Purtroppo, a quattro minuti dalla fine, ancora Collu confermava la serata nera e consegnava agli avversari la palla del 3 a 4 proprio quando c’erano le basi per l’azione del 4 a 3 gialloblù. Poco dopo l’arbitro fischiava la fine e decretava l’ingiusta e immeritata sconfitta di un’Olympic che ha dimostrato solidità, una grande compattezza e alcuni meccanismi di squadra già molto ben coordinati considerando che gli stessi Collu e Li Causi erano pressoché esordienti.
La Supercoppa è ancora lunga, mercoledì prossimo ce la vediamo con l’ostico The Boys. Ci sono i presupposti per vincere, migliorare gli aspetti negativi di questa partita e anche quelli già positivi.
Il cantiere Olympic è ancora una volta aperto.

PAGELLE

PERRONE: 6 cap.
Trafitto dagli avversari che rubano palla ai compagni in posizioni in cui mai la palla andrebbe persa. Non fa miracoli ma sul finire della ripresa, quando si era ancora sul 3 a 3, si comporta bene su un paio di tiri da fuori area.

RENCRICCA A. : 6
La notizia più bella serata è l’intesa con Li Causi che sembra già oliata e collaudata.
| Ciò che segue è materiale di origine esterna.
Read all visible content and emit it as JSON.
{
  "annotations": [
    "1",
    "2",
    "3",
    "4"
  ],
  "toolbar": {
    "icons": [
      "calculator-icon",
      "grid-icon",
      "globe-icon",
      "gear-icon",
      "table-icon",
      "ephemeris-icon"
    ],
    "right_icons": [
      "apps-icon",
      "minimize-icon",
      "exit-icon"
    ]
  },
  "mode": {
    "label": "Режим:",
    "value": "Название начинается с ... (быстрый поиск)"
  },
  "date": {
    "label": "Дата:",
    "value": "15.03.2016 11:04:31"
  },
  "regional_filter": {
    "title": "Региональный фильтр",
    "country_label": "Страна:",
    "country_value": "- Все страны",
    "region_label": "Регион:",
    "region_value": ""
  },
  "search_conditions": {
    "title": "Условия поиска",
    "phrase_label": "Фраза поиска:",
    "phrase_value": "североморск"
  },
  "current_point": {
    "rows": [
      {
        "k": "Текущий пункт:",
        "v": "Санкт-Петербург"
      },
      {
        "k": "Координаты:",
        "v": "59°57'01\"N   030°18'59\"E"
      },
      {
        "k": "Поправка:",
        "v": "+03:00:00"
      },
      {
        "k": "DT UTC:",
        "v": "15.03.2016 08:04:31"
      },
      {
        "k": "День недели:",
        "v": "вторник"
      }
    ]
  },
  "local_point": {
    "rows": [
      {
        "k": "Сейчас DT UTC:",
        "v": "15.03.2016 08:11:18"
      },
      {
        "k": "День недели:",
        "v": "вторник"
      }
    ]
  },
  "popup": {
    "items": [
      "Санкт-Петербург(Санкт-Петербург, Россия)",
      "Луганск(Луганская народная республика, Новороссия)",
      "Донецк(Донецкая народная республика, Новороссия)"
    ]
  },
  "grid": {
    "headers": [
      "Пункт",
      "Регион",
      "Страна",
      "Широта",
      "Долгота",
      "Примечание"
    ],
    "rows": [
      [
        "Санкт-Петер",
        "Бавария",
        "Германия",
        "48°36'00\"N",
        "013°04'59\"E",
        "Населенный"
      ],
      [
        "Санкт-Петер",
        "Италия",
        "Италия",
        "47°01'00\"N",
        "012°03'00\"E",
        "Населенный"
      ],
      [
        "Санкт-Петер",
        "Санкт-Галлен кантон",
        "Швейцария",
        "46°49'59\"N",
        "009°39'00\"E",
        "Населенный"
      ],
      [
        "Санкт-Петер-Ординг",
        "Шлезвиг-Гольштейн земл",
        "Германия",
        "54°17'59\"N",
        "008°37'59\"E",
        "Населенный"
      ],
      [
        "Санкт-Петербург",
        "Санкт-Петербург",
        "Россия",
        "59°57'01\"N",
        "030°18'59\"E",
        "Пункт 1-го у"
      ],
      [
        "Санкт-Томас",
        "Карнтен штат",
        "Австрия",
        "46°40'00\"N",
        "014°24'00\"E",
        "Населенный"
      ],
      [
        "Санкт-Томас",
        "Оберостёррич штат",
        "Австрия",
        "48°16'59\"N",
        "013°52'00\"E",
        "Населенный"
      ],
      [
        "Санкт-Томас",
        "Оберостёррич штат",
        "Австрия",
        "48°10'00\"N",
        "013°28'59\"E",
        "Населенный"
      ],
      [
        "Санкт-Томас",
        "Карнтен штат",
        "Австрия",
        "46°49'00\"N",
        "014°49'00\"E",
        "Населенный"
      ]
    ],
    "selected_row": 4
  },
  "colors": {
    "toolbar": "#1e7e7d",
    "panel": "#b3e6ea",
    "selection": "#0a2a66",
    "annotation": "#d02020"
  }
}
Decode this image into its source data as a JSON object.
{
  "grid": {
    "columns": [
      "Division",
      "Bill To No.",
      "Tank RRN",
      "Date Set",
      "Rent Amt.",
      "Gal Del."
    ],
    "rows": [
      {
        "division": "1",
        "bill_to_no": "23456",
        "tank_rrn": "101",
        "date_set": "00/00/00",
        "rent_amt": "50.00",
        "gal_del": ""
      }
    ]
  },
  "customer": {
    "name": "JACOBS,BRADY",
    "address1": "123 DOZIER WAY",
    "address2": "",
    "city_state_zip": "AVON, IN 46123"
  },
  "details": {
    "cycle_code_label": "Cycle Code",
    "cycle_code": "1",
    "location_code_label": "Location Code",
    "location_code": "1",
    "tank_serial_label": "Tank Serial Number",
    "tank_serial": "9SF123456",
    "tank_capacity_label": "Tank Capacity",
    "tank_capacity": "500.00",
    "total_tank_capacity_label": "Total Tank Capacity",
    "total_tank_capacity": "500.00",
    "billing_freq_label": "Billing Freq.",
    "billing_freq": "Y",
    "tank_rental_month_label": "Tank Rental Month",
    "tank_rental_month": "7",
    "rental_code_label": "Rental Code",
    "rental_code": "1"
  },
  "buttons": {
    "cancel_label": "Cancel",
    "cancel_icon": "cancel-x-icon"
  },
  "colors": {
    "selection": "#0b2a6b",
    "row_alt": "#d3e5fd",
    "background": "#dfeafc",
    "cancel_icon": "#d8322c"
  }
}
Dopo tanto tempo si rivedono due difensori di ruolo in contemporanea lì dietro ed è un piacere per gli occhi. Realizza su tiro da fuori il gol del momentaneo 2 a 3. Ammonito al termine di un battibecco con il numero 10 avversario.

LI CAUSI: 6.5
Lo premiamo per il carattere e il piglio con il quale si è presentato nello spogliatoio e in campo con una maglia pesante come la sua storia. La coppia formata da lui e Rencricca va già alla perfezione e c’è di buono che Luca attacca sulla fascia destra che è una bellezza. Il gol del provvisorio 3 a 3 dimostra che un giocatore dal carattere forte.

MONTALDI: 5.5
Ancora una volta la sua prestazione ci dice che sulla destra va molto meglio che come centrale dove non sembra avere gli spunti per trovare spazio e fare male ai portieri avversari. Le cose migliori le fa sulla fascia dove in progressione può essere decisivo e propiziare reti (come in occasione del gol di Li Causi).

COLLU: 5
Chiariamo subito: la classica serata storta può starci per chiunque e nessuno deve caricarsi la croce addosso per gli errori fatti. Qui si fanno semplici valutazioni oggettive di quanto successo in campo e lì finisce. Detto questo dobbiamo dire che Valerio ieri sera si è reso responsabile di due gol e mezzo degli avversari e di una prova in cui ha dominato il nervosismo e la paura di sbagliare. Il giocatore ora deve essere bravo ad archiviare e dimenticare questa battuta d’arresto e, visto che le potenzialità ci sono tutte, di rifarsi contro i The Boys mercoledì prossimo.

FANTINI: 5.5
Ripete più o meno la serata della partita contro lo Scarsenal: inappuntabile in fase difensiva perché nel suo ruolo è davvero il migliore. Poi però in fase offensiva pecca di precisione e freddezza e riesce a segnare solo un gol su 4 o 5 occasioni davvero buone. E’ un attaccante e nonostante l’ottimo lavoro in interdizione lo dobbiamo giudicare anche e soprattutto per il lavoro offensivo. La sua serata rimarrà comunque memorabile perché con il gol, in numero 220 in gare ufficiali, supera Stefano Tagliaferri nelle reti nei tornei e ora ha solo Rencricca davanti a se che comanda la classifica di tutti i tempi con 235 segnature.